Ogni settimana su Sunday Page un autore o un critico ci spiega una tavola a cui è particolarmente legato o che lo ha colpito per motivi tecnici, artistici o emotivi. Le conversazioni possono divagare nelle acque aperte del fumetto, ma parte tutto dalla stessa domanda: «Se ora ti chiedessi di indicare una pagina che ami di un fumetto, quale sceglieresti e perché?».
Questa domenica è ospite Rune Ryberg, animatore danese che si è fatto conoscere oltreoceano per il suo fumetto d’esordio Gigant, una frenetica commedia fantasy in cui un ragazzo deve liberare la fidanzata dallo stomaco di un mostro con mille occhi.
Premetto che è stato molto difficile scegliere una pagina perché ce ne sono così tante di belle che mi sentivo in colpa a non sceglierle. In più, non ne preferisco una in assoluto, cambio spesso gusti. A volte David B. cattura tutte le mie attenzioni e un paio di settimane dopo sono posseduti dai lavori di Blutch (che ho scoperto di recente). Ma alla fine ho scelto Akira di Katsuhiro Otomo, forse una scelta facile e ovvia, ma chi se ne frega, i suoi lavori sono incredibili. È un dio dei fumetti e Akira ha esercitato una forte influenza quando ero ragazzino. Significa molto per me.
Scegliere poi una singola pagina da Akira è difficile perché sono tutte belle. Ho scelto questa pagina dal primo capitolo perché è una scena d’azione frenetica in cui i personaggi principali si sono appena conosciuti e sono inseguiti dai militari.
Questa è la versione adattata per la lettura occidentale. Parlando di versioni alternative, ti piace di più a colori o in bianco e nero?
È buffo che tu me lo chieda perché ho scoperto solo da poco che esiste anche la versione a colori e a quanto pare è stata ben accolta. Alla gente sembra piacere molto.

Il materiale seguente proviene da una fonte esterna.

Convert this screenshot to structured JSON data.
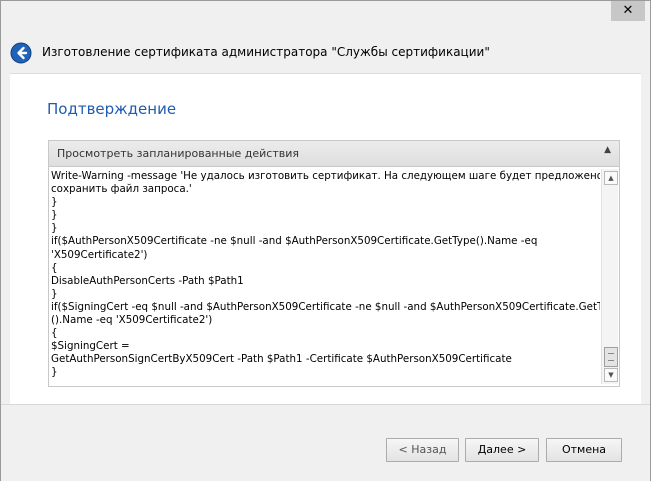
{
  "window": {
    "close_label": "✕"
  },
  "header": {
    "title": "Изготовление сертификата администратора \"Службы сертификации\""
  },
  "page": {
    "title": "Подтверждение"
  },
  "expander": {
    "header_label": "Просмотреть запланированные действия",
    "collapse_glyph": "▲",
    "lines": [
      "Write-Warning -message 'Не удалось изготовить сертификат. На следующем шаге будет предложено",
      "сохранить файл запроса.'",
      "}",
      "}",
      "}",
      "if($AuthPersonX509Certificate -ne $null -and $AuthPersonX509Certificate.GetType().Name -eq",
      "'X509Certificate2')",
      "{",
      "DisableAuthPersonCerts -Path $Path1",
      "}",
      "if($SigningCert -eq $null -and $AuthPersonX509Certificate -ne $null -and $AuthPersonX509Certificate.GetType",
      "().Name -eq 'X509Certificate2')",
      "{",
      "$SigningCert =",
      "GetAuthPersonSignCertByX509Cert -Path $Path1 -Certificate $AuthPersonX509Certificate",
      "}"
    ]
  },
  "scrollbar": {
    "up_glyph": "▲",
    "down_glyph": "▼"
  },
  "footer": {
    "back_label": "< Назад",
    "next_label": "Далее >",
    "cancel_label": "Отмена"
  },
  "icons": {
    "back": "back-arrow-icon"
  },
  "colors": {
    "title_blue": "#1f5bb0",
    "back_icon_blue": "#1e63b8"
  }
}
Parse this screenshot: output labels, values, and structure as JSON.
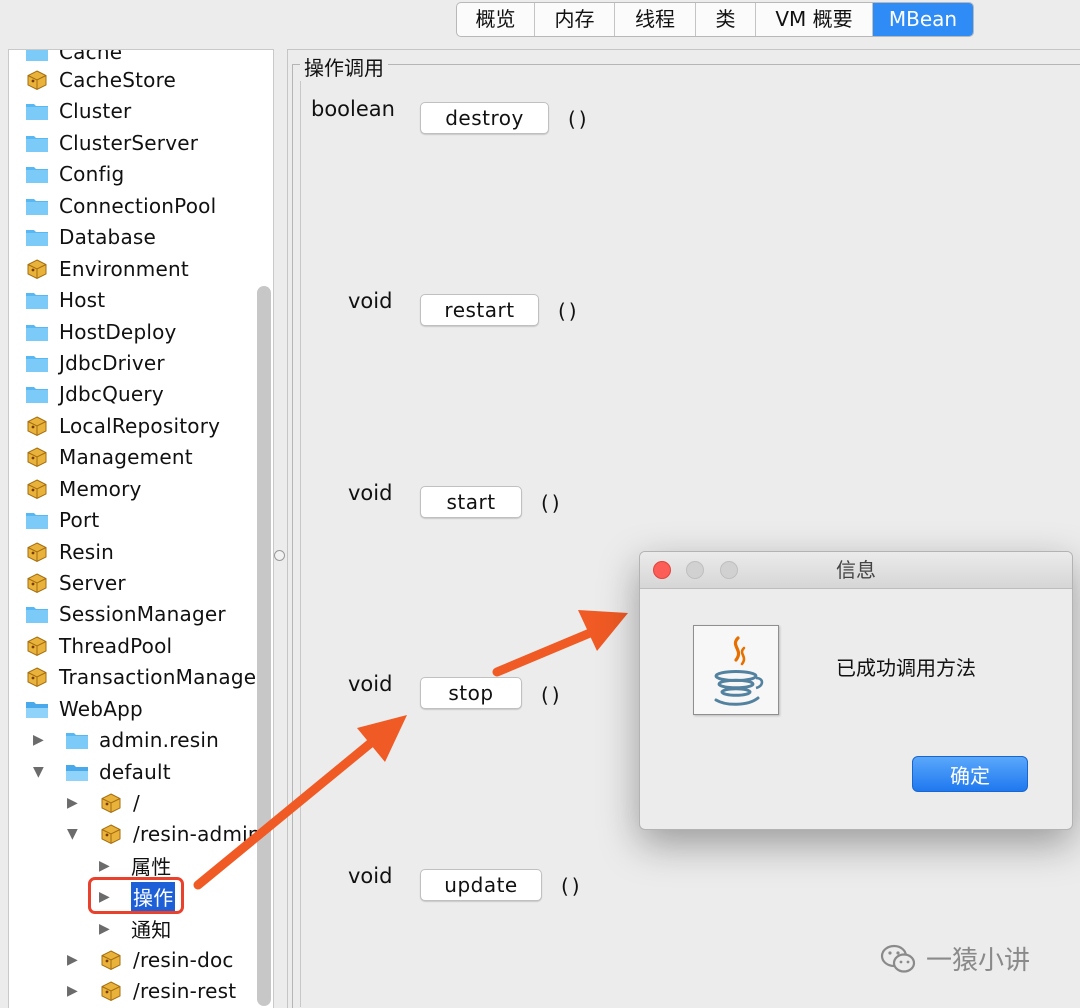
{
  "tabs": [
    {
      "label": "概览",
      "active": false
    },
    {
      "label": "内存",
      "active": false
    },
    {
      "label": "线程",
      "active": false
    },
    {
      "label": "类",
      "active": false
    },
    {
      "label": "VM 概要",
      "active": false
    },
    {
      "label": "MBean",
      "active": true
    }
  ],
  "tree": {
    "items": [
      {
        "label": "Cache",
        "icon": "folder-icon"
      },
      {
        "label": "CacheStore",
        "icon": "bean-icon"
      },
      {
        "label": "Cluster",
        "icon": "folder-icon"
      },
      {
        "label": "ClusterServer",
        "icon": "folder-icon"
      },
      {
        "label": "Config",
        "icon": "folder-icon"
      },
      {
        "label": "ConnectionPool",
        "icon": "folder-icon"
      },
      {
        "label": "Database",
        "icon": "folder-icon"
      },
      {
        "label": "Environment",
        "icon": "bean-icon"
      },
      {
        "label": "Host",
        "icon": "folder-icon"
      },
      {
        "label": "HostDeploy",
        "icon": "folder-icon"
      },
      {
        "label": "JdbcDriver",
        "icon": "folder-icon"
      },
      {
        "label": "JdbcQuery",
        "icon": "folder-icon"
      },
      {
        "label": "LocalRepository",
        "icon": "bean-icon"
      },
      {
        "label": "Management",
        "icon": "bean-icon"
      },
      {
        "label": "Memory",
        "icon": "bean-icon"
      },
      {
        "label": "Port",
        "icon": "folder-icon"
      },
      {
        "label": "Resin",
        "icon": "bean-icon"
      },
      {
        "label": "Server",
        "icon": "bean-icon"
      },
      {
        "label": "SessionManager",
        "icon": "folder-icon"
      },
      {
        "label": "ThreadPool",
        "icon": "bean-icon"
      },
      {
        "label": "TransactionManager",
        "icon": "bean-icon"
      },
      {
        "label": "WebApp",
        "icon": "open-folder-icon"
      },
      {
        "label": "admin.resin",
        "icon": "folder-icon"
      },
      {
        "label": "default",
        "icon": "open-folder-icon"
      },
      {
        "label": "/",
        "icon": "bean-icon"
      },
      {
        "label": "/resin-admin",
        "icon": "bean-icon"
      },
      {
        "label": "属性",
        "icon": ""
      },
      {
        "label": "操作",
        "icon": ""
      },
      {
        "label": "通知",
        "icon": ""
      },
      {
        "label": "/resin-doc",
        "icon": "bean-icon"
      },
      {
        "label": "/resin-rest",
        "icon": "bean-icon"
      }
    ]
  },
  "operations": {
    "group_title": "操作调用",
    "items": [
      {
        "return_type": "boolean",
        "name": "destroy",
        "params": "()"
      },
      {
        "return_type": "void",
        "name": "restart",
        "params": "()"
      },
      {
        "return_type": "void",
        "name": "start",
        "params": "()"
      },
      {
        "return_type": "void",
        "name": "stop",
        "params": "()"
      },
      {
        "return_type": "void",
        "name": "update",
        "params": "()"
      }
    ]
  },
  "dialog": {
    "title": "信息",
    "message": "已成功调用方法",
    "ok_label": "确定",
    "icon": "java-icon"
  },
  "watermark": {
    "text": "一猿小讲",
    "icon": "wechat-icon"
  },
  "colors": {
    "accent": "#2f8cf6",
    "selection": "#1d5fd6",
    "annotation": "#e9412b"
  }
}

Sì, quello di Steve Oliff è un lavoro storico. È stato uno dei primi a usare il computer nel processo di colorazione.
Io ne ho viste alcune pagine e non so ancora se mi piace o meno. È colorato bene, ma sembra qualcosa d’altro, troppo ripulito e poco ruvido. L’originale in bianco e nero con i suoi retini è così ben fatto, funziona alla perfezione e si adegua bene alla storia. Non vedo ragioni per colorarlo, ne perde più che guadagnarne. Le prime pagine nell’originale sono colorate, non so se da Otomo e se avesse voluto colorarlo tutto ma non se lo poteva permettere. Ma spesso i grandi lavori sono tali grazie alle limitazioni e questo è probabilmente uno di quei casi.

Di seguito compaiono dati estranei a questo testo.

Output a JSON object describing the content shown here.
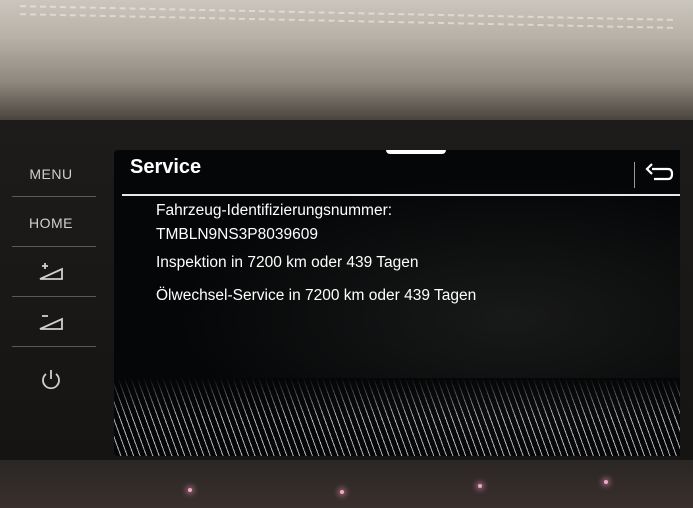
{
  "hardware_buttons": {
    "menu_label": "MENU",
    "home_label": "HOME",
    "volume_up_icon": "volume-up-icon",
    "volume_down_icon": "volume-down-icon",
    "power_icon": "power-icon"
  },
  "header": {
    "title": "Service",
    "back_icon": "back-arrow-icon"
  },
  "service_info": {
    "vin_label": "Fahrzeug-Identifizierungsnummer:",
    "vin_value": "TMBLN9NS3P8039609",
    "inspection": "Inspektion in 7200 km oder 439 Tagen",
    "oil_service": "Ölwechsel-Service in 7200 km oder 439 Tagen"
  },
  "colors": {
    "screen_bg": "#050607",
    "text": "#ffffff"
  }
}
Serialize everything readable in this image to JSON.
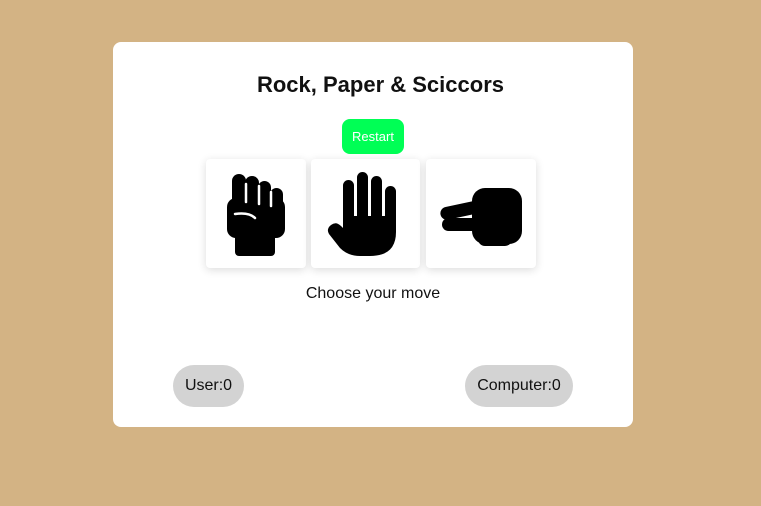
{
  "game": {
    "title": "Rock, Paper & Sciccors",
    "restart_label": "Restart",
    "prompt": "Choose your move"
  },
  "moves": [
    {
      "name": "rock",
      "icon": "fist-icon"
    },
    {
      "name": "paper",
      "icon": "open-hand-icon"
    },
    {
      "name": "scissors",
      "icon": "scissors-hand-icon"
    }
  ],
  "score": {
    "user_label": "User:0",
    "computer_label": "Computer:0"
  },
  "colors": {
    "background": "#d3b384",
    "card": "#ffffff",
    "restart_button": "#00ff55",
    "score_pill": "#d3d3d3"
  }
}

Otomo qualche pagina l’ha anche colorata, come guida per Oliff.
Ma è grandioso! Grazie per l’immagine, spiega un sacco di cose. Il suo appunto sul fondo della pagina – «Non pensarci troppo, colora e basta» – mi rincuora perché è la stessa cosa che cerco di fare i con i miei lavori. Comunque quella vignetta colorata è molto bella, con dei bei colori piatti e un senso vagamente sintetico degli sfondi gialli e verdi. Però preferisco la chiarezza e la semplicità del bianco e nero.
E della pagina che hai scelto tu che dici?
Questa pagina è una dimostrazione di come Otomo sappia gestire le vignette e il movimento nelle sequenze d’azione, una cosa che gli riesce benissimo. Si percepisce la tensione, la suspence e il ritmo. La direzione del movimento e l’energia generale, ma anche molto umorismo. È folle, disperata e selvaggia.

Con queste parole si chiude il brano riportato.